Anyway, this transmission jitter, produced by a dumb detector, is nothing in the final analysis. Any decent receiving system using PLL or Asynchronous reception can in principal reduce effective jitter to zero, so whatever jitter ultimately appears in the output could have been avoided (personally I prefer PLL which I think of as good enough, and it uniquely preserves the original data, which somehow I think is important, I will admit though I'm not an expert on what Asynchronous can do). Most jitter that we have seen has been highly avoidable with AES and SPDIF. And down below 200 pS, it wouldn't matter anyway if the DAC manufacturer did nothing about it. But certainly high frequency jitter can be reduced to zero, the only frequency variation being the comparatively slow changes of the source clock, which may have to be accomodated, but that very low frequency (much less than 1 Hz) jitter is even less audible, within the typical bounds.
[There is acutally a matter of trust here. We trust that the source of the transmission has a very stable clock, since in the end that is what is driving things, the other end has to follow in the long run, and it's best not to be snapped around. In the beginning CD players and the like may have been among the most expensive things in an audio system, and have the best clocks. Nowadays, it's typically to have inexpensive front ends, and have all the expense in the DAC system, so the DAC manufacturer would like to have it their way in the clocking...I think that may be possible with with USB and I2S...but personally I'm fine with trusting the front end, I always attend to that, in my AES/SPDIF practice. Or I trust another one of them... Rolling sources is my fun, you see. You who use cheap sources typically use USB or I2S now anyway, so keep on with your mega expensive dac clocks and so on, and never mind me, though I suspect that any non-super-cheap device is going to be OK, have long term clock drift at essentially undetectable levels anyway, so good for those who don't feel the need to bother with the fancy back end anyway.]
I2S itself is a two wire interface when computer systems have been going one wire.

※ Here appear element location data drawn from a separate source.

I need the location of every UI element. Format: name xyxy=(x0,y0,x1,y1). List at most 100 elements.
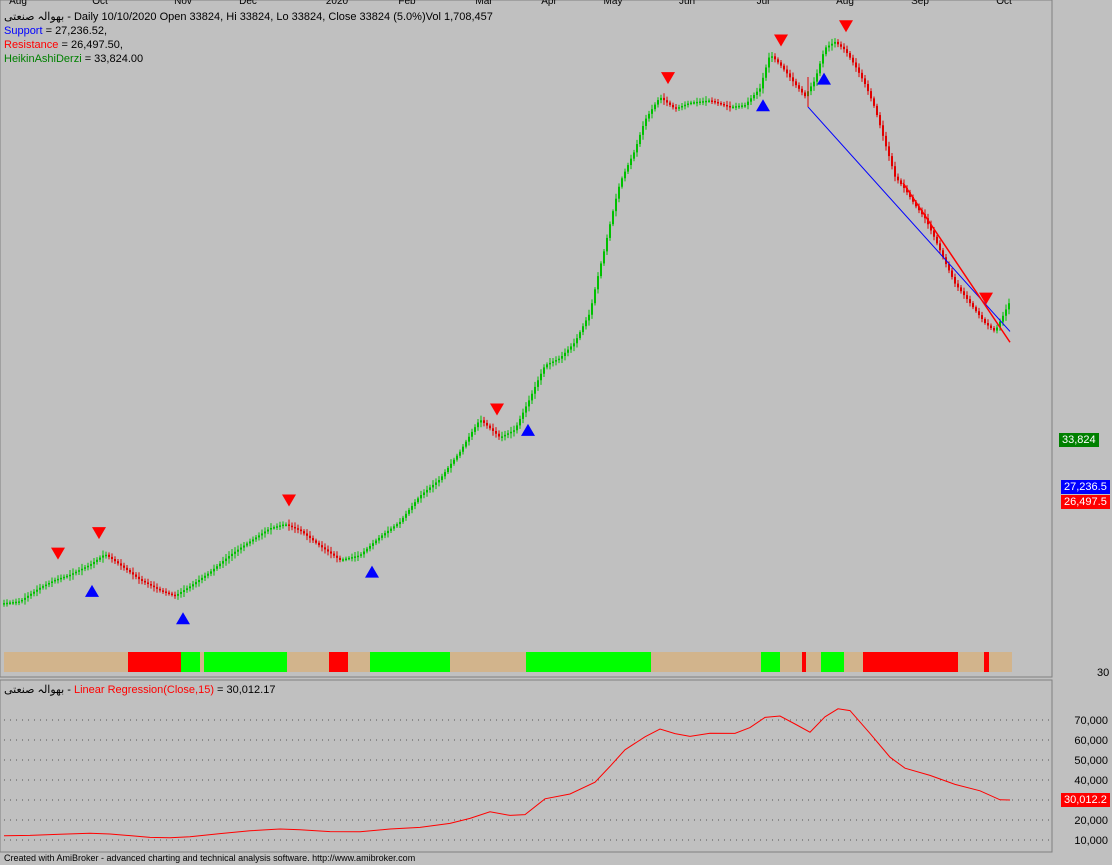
last-price-label: 33,824 xyxy=(1059,433,1099,447)
month-label: Oct xyxy=(92,0,108,7)
candle-body xyxy=(498,433,500,437)
ribbon-segment xyxy=(989,652,1012,672)
candle-body xyxy=(750,98,752,102)
candle-body xyxy=(192,584,194,587)
candle-body xyxy=(669,102,671,105)
candle-body xyxy=(348,557,350,560)
candle-body xyxy=(846,49,848,54)
buy-arrow xyxy=(365,565,379,578)
ribbon-segment xyxy=(780,652,802,672)
month-label: Dec xyxy=(239,0,257,7)
support-label: Support xyxy=(4,25,43,37)
month-label: Oct xyxy=(996,0,1012,7)
support-price-label: 27,236.5 xyxy=(1061,480,1110,494)
header-title: بهوالہ صنعتی - Daily 10/10/2020 Open 338… xyxy=(4,11,493,23)
candle-body xyxy=(654,104,656,110)
candle-body xyxy=(747,101,749,106)
candle-body xyxy=(804,92,806,97)
candle-body xyxy=(264,531,266,534)
candle-body xyxy=(981,315,983,320)
candle-body xyxy=(315,540,317,543)
candle-body xyxy=(870,91,872,99)
ribbon-segment xyxy=(128,652,181,672)
misc-axis-label: 30 xyxy=(1097,667,1110,679)
candle-body xyxy=(780,62,782,66)
candle-body xyxy=(126,567,128,571)
y-tick-label: 10,000 xyxy=(1074,835,1108,847)
sell-arrow xyxy=(661,72,675,85)
candle-body xyxy=(135,574,137,577)
candle-body xyxy=(351,557,353,559)
ribbon-segment xyxy=(200,652,204,672)
candle-body xyxy=(405,513,407,518)
candle-body xyxy=(696,101,698,104)
candle-body xyxy=(69,574,71,577)
candle-body xyxy=(195,582,197,585)
buy-arrow xyxy=(521,423,535,436)
candle-body xyxy=(261,533,263,536)
candle-body xyxy=(411,505,413,510)
lower-header: بهوالہ صنعتی - Linear Regression(Close,1… xyxy=(4,683,275,697)
candle-body xyxy=(285,524,287,526)
resistance-label: Resistance xyxy=(4,39,59,51)
candle-body xyxy=(189,586,191,589)
candle-body xyxy=(891,156,893,167)
candle-body xyxy=(360,554,362,556)
candle-body xyxy=(48,582,50,585)
candle-body xyxy=(723,103,725,106)
ribbon-segment xyxy=(4,652,10,672)
candle-body xyxy=(633,152,635,159)
candle-body xyxy=(420,495,422,499)
candle-body xyxy=(756,91,758,95)
month-label: Feb xyxy=(398,0,416,7)
candle-body xyxy=(54,579,56,582)
candle-body xyxy=(501,436,503,438)
candle-body xyxy=(915,201,917,207)
candle-body xyxy=(999,321,1001,328)
linreg-line xyxy=(3,708,1011,839)
candle-body xyxy=(444,472,446,477)
candle-body xyxy=(534,386,536,394)
candle-body xyxy=(9,602,11,604)
candle-body xyxy=(774,56,776,60)
candle-body xyxy=(864,78,866,84)
candle-body xyxy=(789,73,791,78)
candle-body xyxy=(957,283,959,288)
sell-arrow xyxy=(92,527,106,540)
candle-body xyxy=(375,540,377,544)
candle-body xyxy=(606,237,608,252)
candle-body xyxy=(267,529,269,532)
candle-body xyxy=(744,105,746,107)
candle-body xyxy=(726,104,728,107)
candle-body xyxy=(225,558,227,562)
candle-body xyxy=(582,326,584,333)
candle-body xyxy=(537,380,539,387)
candle-body xyxy=(519,418,521,426)
candle-body xyxy=(15,601,17,604)
candle-body xyxy=(99,557,101,560)
candle-body xyxy=(204,575,206,578)
candle-body xyxy=(219,563,221,567)
candle-body xyxy=(684,104,686,107)
trend-ribbon xyxy=(4,652,1012,672)
candle-body xyxy=(396,524,398,527)
candle-body xyxy=(765,67,767,78)
month-label: Apr xyxy=(541,0,557,7)
candle-body xyxy=(432,484,434,488)
candle-body xyxy=(249,541,251,544)
candle-body xyxy=(894,166,896,177)
month-label: Sep xyxy=(911,0,929,7)
candle-body xyxy=(867,83,869,92)
candle-body xyxy=(441,476,443,480)
candle-body xyxy=(60,577,62,580)
lower-series xyxy=(3,708,1011,839)
candle-body xyxy=(75,571,77,574)
candle-body xyxy=(114,559,116,562)
candle-body xyxy=(525,406,527,413)
candle-body xyxy=(1008,303,1010,310)
ribbon-segment xyxy=(204,652,287,672)
candle-body xyxy=(288,524,290,526)
candle-body xyxy=(531,393,533,401)
candle-body xyxy=(630,158,632,166)
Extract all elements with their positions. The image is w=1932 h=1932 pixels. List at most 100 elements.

I2S was designed for doing communication within one box. It requires setting up a master-slave relationship, which in an interconnect system really requires software negotiation. Now you're talking proprietary software of all kinds, drivers, stuff you will endless have to buy and to mess with. And USB has already proven itself to be that way manifoldly.
AES/SPDIF has been plug and play since the beginning, it is an open system and easy to understand, and philosophically there's something I like about the free flowing nature of it. Easily divided, endlessly rerouted, distributed, switched, split, (not combined). That's the kind of flexibility anyone who is messing with a complex system wants.
But as always, the industry would prefer to sell top to bottom systems, wipe out all that complexity, and the drive to systems like USB and especially I2S exactly does that. Getting to any kind of distribution beyond 1 to 1 with I2S...isn't that pretty difficult?
In my view, that's back to being the victim of industry, rather than the beneficiary of it.
AES/SPDIF is good enough! Let's stick with that!